10.000 emplois salariés supprimés dans la transaction immobilière, 3.000 agences fermées en 2012 (soit 10 % des agences)... Le bilan national dressé début 2013 par Jean-François Buet, président de la Fédération nationale de l'immobilier (Fnaim), présente le lourd tribut payé à la crise par les agents immobiliers. En région Haute-Normandie, les chiffres sont proches du national avec 7 % de fermetures sur les 140 cabinets professionnels recensés, sachant qu'un cabinet compte entre 3 à 4 salariés. Pour Brieuc Legay, président Normandie de la Fnaim, ce sont les cabinets les plus fragiles et les plus récents qui ont le plus souffert : « La crise plus le frein de 2010 et la dernière accélération de la crise en 2012 ont précipité la chute des entreprises de moins de dix ans et essentiellement axées sur la vente ». Si les agents immobiliers ont été très impactés, avec une baisse d'activité en 2012 de 20 % et un véritable frein au dernier trimestre, il est à noter qu'il n'y a pas de fermeture à déplorer en gestion de biens. « Il faut faire la distinction entre les agents immobiliers et les administrateurs de biens, moins sensibles aux fluctuations ».
Concurrence
En premier lieu, la concurrence du particulier à particulier a progressé mais : « Moins flagrante en période de crise, le particulier revenant vers l'expertise », selon Brieuc Legay. Un particulier qui dispose de nouveaux outils pour concurrencer les professionnels, notamment avec Internet et un site comme Leboncoin.fr ou encore Facebook, Tweeter et même des réseaux d'habitants dans certains quartiers des centres-villes : « Comme Rouen Gare », précise l'agent immobilier. Autre phénomène, les propriétaires qui n'ont pas un besoin immédiat de vendre attendent de voir les prix remonter. Des prix sérieusement bousculés ces derniers mois, après avoir connu une embellie historique ces dix dernières années qui avait justement permis l'ouverture de nombreuses agences. La faute au manque d'acheteurs pour lesquels les conditions d'achat sont à présent nettement moins favorables : arrêt du prêt à taux zéro, un vrai frein pour les primo-accédants, financement plus difficile auprès des banques, frilosité des acquéreurs face à la crise et prix encore élevés des biens. « Je pense qu'il y aura peut-être une légère baisse des prix en 2013 mais pas importante car l'argent reste à un taux exceptionnellement bas, donc ça soutient le marché. Notre problématique est de faire comprendre aux vendeurs que le marché est éventuellement plus bas que les prix demandés. Aujourd'hui, il n'y a pas de dynamique de marché », explique le président de la Fnaim Normandie.

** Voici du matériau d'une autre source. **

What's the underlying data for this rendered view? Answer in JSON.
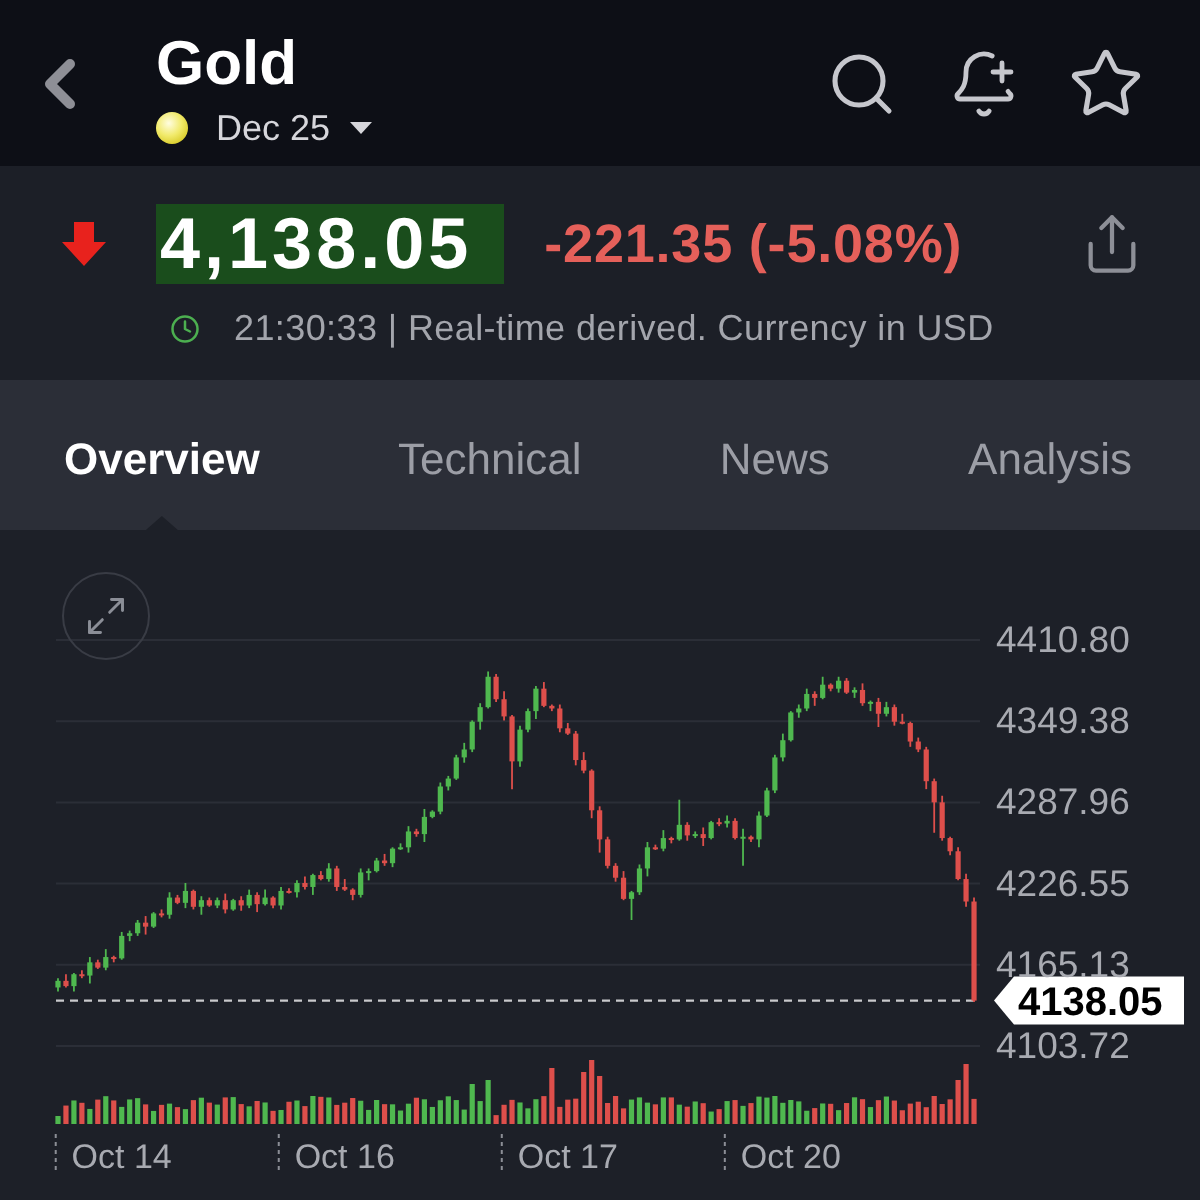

Bonne santé de la franchise
À côté des difficultés des petites agences, les réseaux de franchises semblent plutôt bien se porter en Haute-Normandie. Ainsi, le réseau Guy Hoquet renforce sa présence dans l'Eure avec l'ouverture d'une succursale à Pacy-sur-Eure. Celle-ci vient compléter un réseau déjà constitué de trois agences dans l'Eure (Evreux, Gaillon, Vernon). « Une zone limitrophe de la région parisienne stratégique pour nous », explique le dirigeant Christophe Ansaldo, pour lequel le rétrécissement du marché à la vente est : « essentiellement psychologique. Car, les taux bancaires sont extrêmement bas, c'est le moment d'acheter. Le problème, c'est que des lois vont changer mais tout cela reste flou, du coup les investisseurs attendent et les gens qui font des achats de confort remettent à plus tard ». Autre enseigne en mouvement, Maxihome, réseau immobilier national multi-activités (immobilier et services liés à la gestion de patrimoine) composé d'agents mandataires. Vingt nouveaux agents ont renforcé le réseau fin 2012, dont l'un à Elbeuf. Le réseau vise les 400 agents à l'horizon 2014.
Sébastien Colle
Agences immobilières. La crise n'épargne personne et les agents immobiliers ne font pas exception. En Haute-Normandie, 2012 a vu la fermeture de 7 % des 140 cabinets professionnels recensés. Pourtant, certains réseaux continuent à se développer.